The most likely cause is that the RiseML monitor component that reports this information couldn't connect to the NVIDIA driver. On the given node, verify that the path you provided in nvidiaDriverDir contains the driver files:

$ ls /var/lib/nvidia-docker/volumes/nvidia_driver/latest
bin  lib  lib64

This directory must contain the bin lib and lib64 directories of the driver that is currently in use by the host. If you upgraded your driver, you must update this directory and restart the RiseML monitor component on this node. The easiest way is by rebooting that node.

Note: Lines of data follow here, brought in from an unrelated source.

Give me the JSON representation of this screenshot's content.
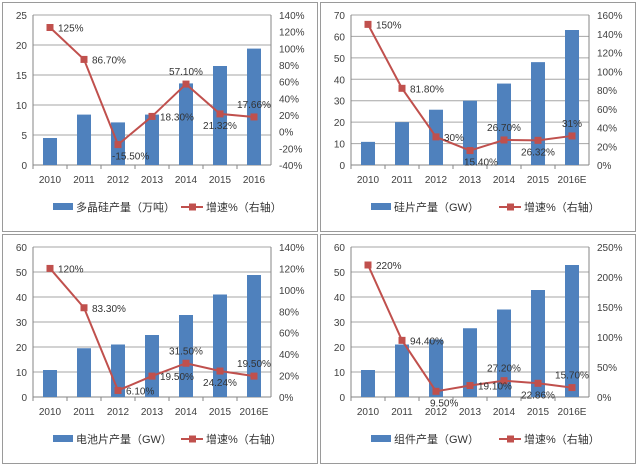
{
  "colors": {
    "bar": "#4f81bd",
    "line": "#c0504d",
    "grid": "#a6a6a6",
    "axis_text": "#404040"
  },
  "chart_data": [
    {
      "type": "bar+line",
      "categories": [
        "2010",
        "2011",
        "2012",
        "2013",
        "2014",
        "2015",
        "2016"
      ],
      "bar_series": {
        "name": "多晶硅产量（万吨）",
        "values": [
          4.5,
          8.4,
          7.1,
          8.4,
          13.6,
          16.5,
          19.4
        ]
      },
      "line_series": {
        "name": "增速%（右轴）",
        "values": [
          125,
          86.7,
          -15.5,
          18.3,
          57.1,
          21.32,
          17.66
        ],
        "labels": [
          "125%",
          "86.70%",
          "-15.50%",
          "18.30%",
          "57.10%",
          "21.32%",
          "17.66%"
        ],
        "label_pos": [
          "right",
          "right",
          "below",
          "right",
          "above",
          "right",
          "right"
        ]
      },
      "left_axis": {
        "range": [
          0,
          25
        ],
        "ticks": [
          "0",
          "5",
          "10",
          "15",
          "20",
          "25"
        ]
      },
      "right_axis": {
        "range": [
          -40,
          140
        ],
        "ticks": [
          "-40%",
          "-20%",
          "0%",
          "20%",
          "40%",
          "60%",
          "80%",
          "100%",
          "120%",
          "140%"
        ]
      },
      "grid": true,
      "legend": "bottom"
    },
    {
      "type": "bar+line",
      "categories": [
        "2010",
        "2011",
        "2012",
        "2013",
        "2014",
        "2015",
        "2016E"
      ],
      "bar_series": {
        "name": "硅片产量（GW）",
        "values": [
          10.8,
          20,
          25.8,
          30,
          38,
          48,
          63
        ]
      },
      "line_series": {
        "name": "增速%（右轴）",
        "values": [
          150,
          81.8,
          30,
          15.4,
          26.7,
          26.32,
          31
        ],
        "labels": [
          "150%",
          "81.80%",
          "30%",
          "15.40%",
          "26.70%",
          "26.32%",
          "31%"
        ],
        "label_pos": [
          "right",
          "right",
          "right",
          "below",
          "above",
          "right",
          "right"
        ]
      },
      "left_axis": {
        "range": [
          0,
          70
        ],
        "ticks": [
          "0",
          "10",
          "20",
          "30",
          "40",
          "50",
          "60",
          "70"
        ]
      },
      "right_axis": {
        "range": [
          0,
          160
        ],
        "ticks": [
          "0%",
          "20%",
          "40%",
          "60%",
          "80%",
          "100%",
          "120%",
          "140%",
          "160%"
        ]
      },
      "grid": true,
      "legend": "bottom"
    },
    {
      "type": "bar+line",
      "categories": [
        "2010",
        "2011",
        "2012",
        "2013",
        "2014",
        "2015",
        "2016E"
      ],
      "bar_series": {
        "name": "电池片产量（GW）",
        "values": [
          10.8,
          19.5,
          21,
          24.8,
          32.8,
          41,
          48.8
        ]
      },
      "line_series": {
        "name": "增速%（右轴）",
        "values": [
          120,
          83.3,
          6.1,
          19.5,
          31.5,
          24.24,
          19.5
        ],
        "labels": [
          "120%",
          "83.30%",
          "6.10%",
          "19.50%",
          "31.50%",
          "24.24%",
          "19.50%"
        ],
        "label_pos": [
          "right",
          "right",
          "right",
          "right",
          "above",
          "right",
          "right"
        ]
      },
      "left_axis": {
        "range": [
          0,
          60
        ],
        "ticks": [
          "0",
          "10",
          "20",
          "30",
          "40",
          "50",
          "60"
        ]
      },
      "right_axis": {
        "range": [
          0,
          140
        ],
        "ticks": [
          "0%",
          "20%",
          "40%",
          "60%",
          "80%",
          "100%",
          "120%",
          "140%"
        ]
      },
      "grid": true,
      "legend": "bottom"
    },
    {
      "type": "bar+line",
      "categories": [
        "2010",
        "2011",
        "2012",
        "2013",
        "2014",
        "2015",
        "2016E"
      ],
      "bar_series": {
        "name": "组件产量（GW）",
        "values": [
          10.8,
          21,
          23,
          27.5,
          35,
          42.8,
          52.8
        ]
      },
      "line_series": {
        "name": "增速%（右轴）",
        "values": [
          220,
          94.4,
          9.5,
          19.1,
          27.2,
          22.86,
          15.7
        ],
        "labels": [
          "220%",
          "94.40%",
          "9.50%",
          "19.10%",
          "27.20%",
          "22.86%",
          "15.70%"
        ],
        "label_pos": [
          "right",
          "right",
          "right",
          "right",
          "above",
          "right",
          "right"
        ]
      },
      "left_axis": {
        "range": [
          0,
          60
        ],
        "ticks": [
          "0",
          "10",
          "20",
          "30",
          "40",
          "50",
          "60"
        ]
      },
      "right_axis": {
        "range": [
          0,
          250
        ],
        "ticks": [
          "0%",
          "50%",
          "100%",
          "150%",
          "200%",
          "250%"
        ]
      },
      "grid": true,
      "legend": "bottom"
    }
  ]
}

For further troubleshooting, check the logs of the RiseML monitoring component on that node. First, find the name of the monitor pod on the node. For example, if the node is named ip-172-31-30-98:

$ kubectl describe node ip-172-31-30-98 | grep riseml-monitor | awk '{print $2}'
riseml-monitor-snbxg

And then check the logs with:

$ kubectl logs riseml-monitor-snbxg -n=riseml | head -n 3
INFO:__main__:Docker client version: {'ApiVersion': '1.24', 'Version': '1.12.6-cs13', 'GitCommit': '0ee24d4', 'KernelVersion': '4.4.0-64-generic', 'Os': 'linux', 'BuildTime': '2017-07-24T18:27:43.543428213+00:00', 'Arch': 'amd64', 'GoVersion': 'go1.6.4'}
INFO:__main__:GPUs: {'/dev/nvidia0': {'serial': '0324516189437', 'mem_total': 11995578368, 'bus_id': '0000:00:1E.0', 'name': 'Tesla K80', 'handle': <pynvml.LP_struct_c_nvmlDevice_t object at 0x7f30466369d8>, 'minor': 0}}
INFO:amqp:Connection attempt to amqp://rabbitmq-service
The first lines should report the found GPUs as in the example above and will report an error otherwise.